Приходили к нему за всякими справками и советами по литературной части. Приходили за книгами. Он не отказывал в книгах. Присутствовал я раз (позднее, конечно) при сцене, глубоко меня возмущавшей. Прихожу раз. Кравчинский лазает по полкам, вытаскивает книги и вырывает из них огромные пачки страниц, а Петр Лаврович, мрачный и страдающий, сидит у себя в спальне за столом и как будто старается даже не смотреть на то, что делает Кравчинский, так что не вышел ко мне в переднюю комнату, а принял в спальне. Удивленный, начинаю расспрашивать. Оказывается следующее. Кравчинский переселяется для большей безопасности в Англию и будет там писать о России. Но о России он, в сущности, ничего не знает и потому придумал — повыдирать из «Отечественных записок» все внутренние обозрения и статьи, касающиеся внутренних дел России, и на основании этого материала писать статьи в английских газетах. Злополучный Петр Лаврович до глубины души страдает при виде такого варварского разорения своей библиотеки, но отказать не в силах. Ведь Кравчинскому это необходимо для его журнальной карьеры в Лондоне.

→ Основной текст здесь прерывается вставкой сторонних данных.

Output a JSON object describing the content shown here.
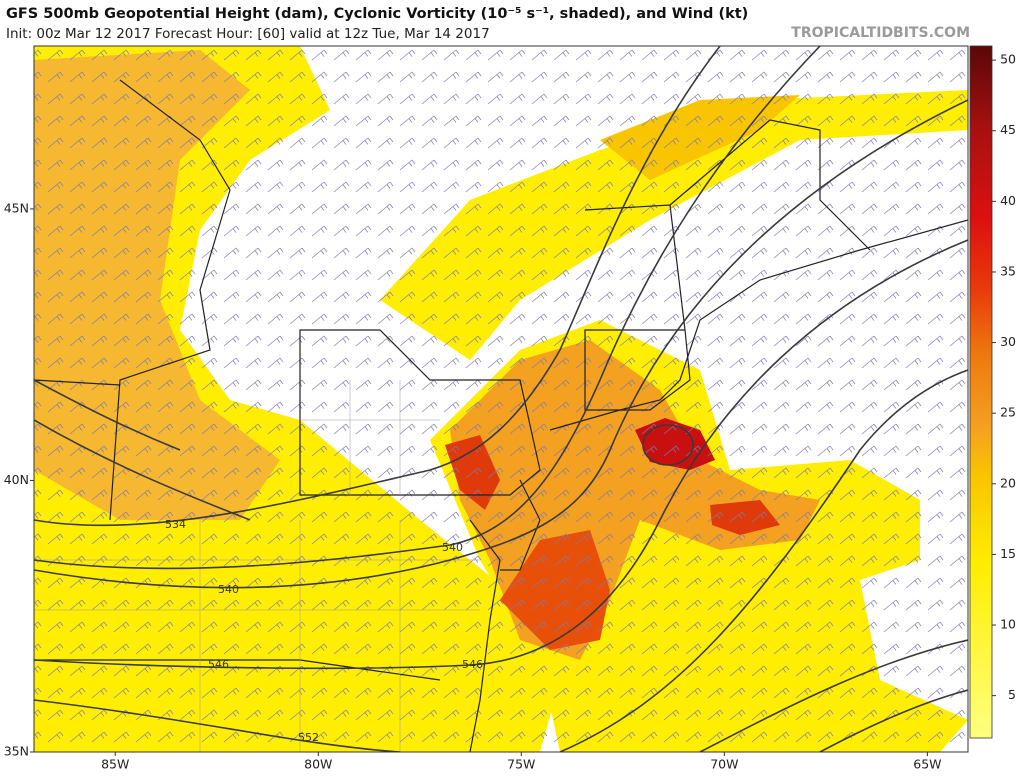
{
  "header": {
    "title": "GFS 500mb Geopotential Height (dam), Cyclonic Vorticity (10⁻⁵ s⁻¹, shaded), and Wind (kt)",
    "subtitle": "Init: 00z Mar 12 2017   Forecast Hour: [60]   valid at 12z Tue, Mar 14 2017",
    "source": "TROPICALTIDBITS.COM"
  },
  "map": {
    "lon_range": [
      -87,
      -64
    ],
    "lat_range": [
      35,
      48
    ],
    "lon_ticks": [
      {
        "value": -85,
        "label": "85W"
      },
      {
        "value": -80,
        "label": "80W"
      },
      {
        "value": -75,
        "label": "75W"
      },
      {
        "value": -70,
        "label": "70W"
      },
      {
        "value": -65,
        "label": "65W"
      }
    ],
    "lat_ticks": [
      {
        "value": 35,
        "label": "35N"
      },
      {
        "value": 40,
        "label": "40N"
      },
      {
        "value": 45,
        "label": "45N"
      }
    ],
    "contour_labels": [
      "534",
      "540",
      "546",
      "552",
      "540",
      "546"
    ]
  },
  "colorbar": {
    "range": [
      2,
      51
    ],
    "ticks": [
      5,
      10,
      15,
      20,
      25,
      30,
      35,
      40,
      45,
      50
    ]
  }
}
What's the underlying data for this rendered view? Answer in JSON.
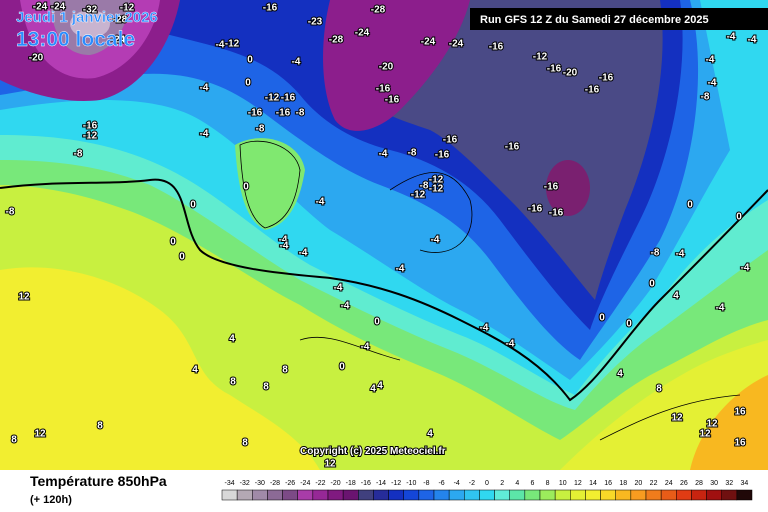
{
  "header": {
    "date": "Jeudi 1 janvier 2026",
    "time": "13:00 locale",
    "run": "Run GFS 12 Z du Samedi 27 décembre 2025"
  },
  "copyright": "Copyright (c) 2025 Meteociel.fr",
  "footer": {
    "title": "Température 850hPa",
    "subtitle": "(+ 120h)"
  },
  "legend": {
    "values": [
      -34,
      -32,
      -30,
      -28,
      -26,
      -24,
      -22,
      -20,
      -18,
      -16,
      -14,
      -12,
      -10,
      -8,
      -6,
      -4,
      -2,
      0,
      2,
      4,
      6,
      8,
      10,
      12,
      14,
      16,
      18,
      20,
      22,
      24,
      26,
      28,
      30,
      32,
      34
    ],
    "colors": [
      "#d8d8d8",
      "#b4a8b4",
      "#a08aa8",
      "#8c6a96",
      "#7c4a86",
      "#a83ca8",
      "#962896",
      "#801a80",
      "#6a1470",
      "#40407e",
      "#262c9a",
      "#1430c0",
      "#1446d8",
      "#1e64e6",
      "#2484ec",
      "#2ca8f0",
      "#30c4f0",
      "#30d8f0",
      "#60ecd8",
      "#5ce6a8",
      "#78e87a",
      "#9cec5c",
      "#c8f040",
      "#e4f034",
      "#f2ee30",
      "#f8d828",
      "#f8b820",
      "#f89c20",
      "#f07c1c",
      "#e85c18",
      "#e03c14",
      "#c82410",
      "#a01010",
      "#701010",
      "#200808"
    ]
  },
  "contour_labels": [
    -24,
    -24,
    -32,
    -12,
    -28,
    -20,
    -24,
    -12,
    -4,
    0,
    -4,
    0,
    -12,
    -16,
    -4,
    -16,
    -16,
    -8,
    -8,
    -16,
    -23,
    -28,
    -28,
    -24,
    -24,
    -24,
    -20,
    -16,
    -16,
    -16,
    -12,
    -16,
    -20,
    -16,
    -16,
    -16,
    -12,
    -8,
    -4,
    -16,
    -16,
    -16,
    -4,
    -8,
    -16,
    -16,
    -16,
    0,
    -4,
    -12,
    -12,
    -8,
    -12,
    -8,
    0,
    0,
    0,
    -4,
    -4,
    -4,
    -4,
    -4,
    -4,
    0,
    -4,
    12,
    4,
    4,
    8,
    8,
    8,
    0,
    -4,
    4,
    4,
    4,
    8,
    12,
    12,
    8,
    8,
    -4,
    -4,
    0,
    0,
    0,
    -8,
    4,
    -4,
    0,
    -4,
    -4,
    -4,
    -4,
    -8,
    0,
    -4,
    -4,
    4,
    12,
    16,
    16,
    12,
    8,
    12
  ]
}
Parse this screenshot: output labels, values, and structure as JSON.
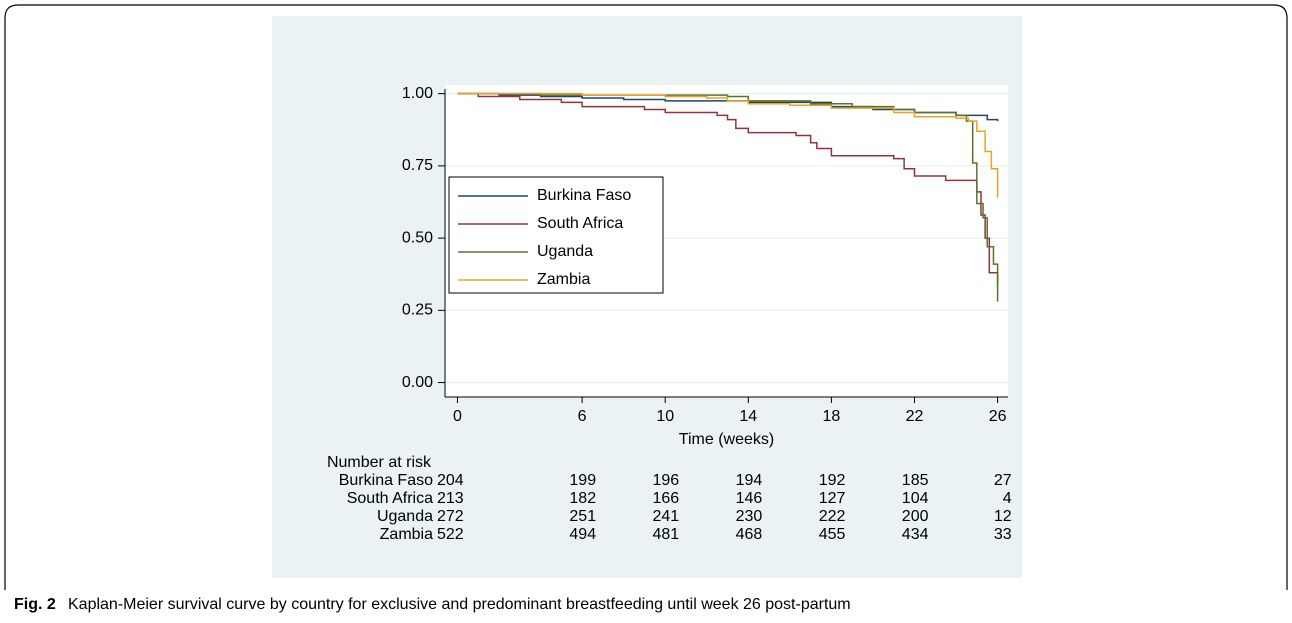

Меня это глубоко возмущало. Правда, Кравчинский обещал прислать эту громадную кипу вырванных странии обратно. Но было совершенно ясно, что, во-первых, он их истреплет в клочья, во-вторых, если и пришлет, то через несколько лет, и в-третьих — для их обратной вставки в «Отечественные записки» потребуются от Лаврова огромная работа и значительные переплетные издержки. Но что за дело до всего этого Кравчинскому! Он на несколько лет лишит эмигрантов возможности пользоваться журналами Лаврова, но зато сам получит в Лондоне заработок и репутацию знатока России.
Все это прекрасно понимал Лавров, но отказать эмигранту в помощи он был не в силах.
Приходили к нему иногда просить заступничества перед французскими властями, и он немедленно напяливал черный сюртук и отправлялся хлопотать. С ним в очень дружеских отношениях находился Клемансо, который тогда был могущественным главой радикальной оппозиции и редактором влиятельной «Justice». Правительство с ним очень считалось и готово было при возможности сделать ему что-нибудь приятное. Он же в свою очередь рад был услужить Лаврову. В своих выступлениях перед властями Петр Лаврович был не всегда тактичен, как и вообще не отличался дипломатической сообразительностью. Так, когда возникло требование русского правительства о выдаче Гартмана>18 (замешанного в деле о попытке цареубийства и Москве), Лавров отправился во главе эмигрантской депутации к Гамбетте просить об отказе в этом требовании. Он заранее приготовил речь, в которой было очень неудачное обращение к «чести Франции» — «honneur de la France». Но насчет чести французы очень щепетильны, и напоминание о требованиях чести составляет само по себе оскорбление. Когда Лавров выпалил это свое «honneur de la France», Гамбетта>19 резко прервал его: «Не беспокойтесь, l’honneur de la France est entre les bonnes mains…» (Честь Франции в хороших руках). Этим и кончилась аудиенция. Лавров потом никак не мог понять, что рассердило главу правительства. Но если он не всегда действовал умело, то всегда был старателен.
Приходили к Петру Лавровичу, конечно, и просто в гости. По-метение у него было тесное, и сидеть не на чем было, но случалось, по вечерам набивалось человек по десять — пятнадцать, и уж тогда ютились как могли, переходили даже на кухню. Случалось, что он читал какую-нибудь новинку, ему присланную, как, помню, раз «Три смерти» Толстого. И собеседник, и чтец он был посредственный, но у него не было скучно. Все-таки у него узнавались разные новости из эмигрантской или французской жизни, а иногда даже и из русской. Случалось, он рассказывал что-нибудь из виденного на свете, но этот материал у него был небогат: он мало жил и вращался всегда в довольно ограниченном круге событий, так что за пределами эмигрантской жизни мало наблюдал. Впрочем, он немножко видел Парижскую Коммуну.
В обращении с людьми он был ровен и спокоен. Для него не существовало волнующих вопросов. Он глубоко верил в торжество разума и прогресса на земле, а вопросы мистики и загробной жизни его не беспокоили: он ни во что подобное не верил. Не помню, кто раз спрашивал его: «Петр Лаврович, ну вот живешь-живешь и помрешь… А дальше же что? Что выйдет из моего процесса жизни?» «А дальше ничего, — отвечал он, — умрешь, и все кончится, ничего дальше не будет». Перспектива небытия его не беспокоила. Это, конечно, показывало какую-то ограниченность ума и чувства. Но Лавров оставался спокоен и безмятежен.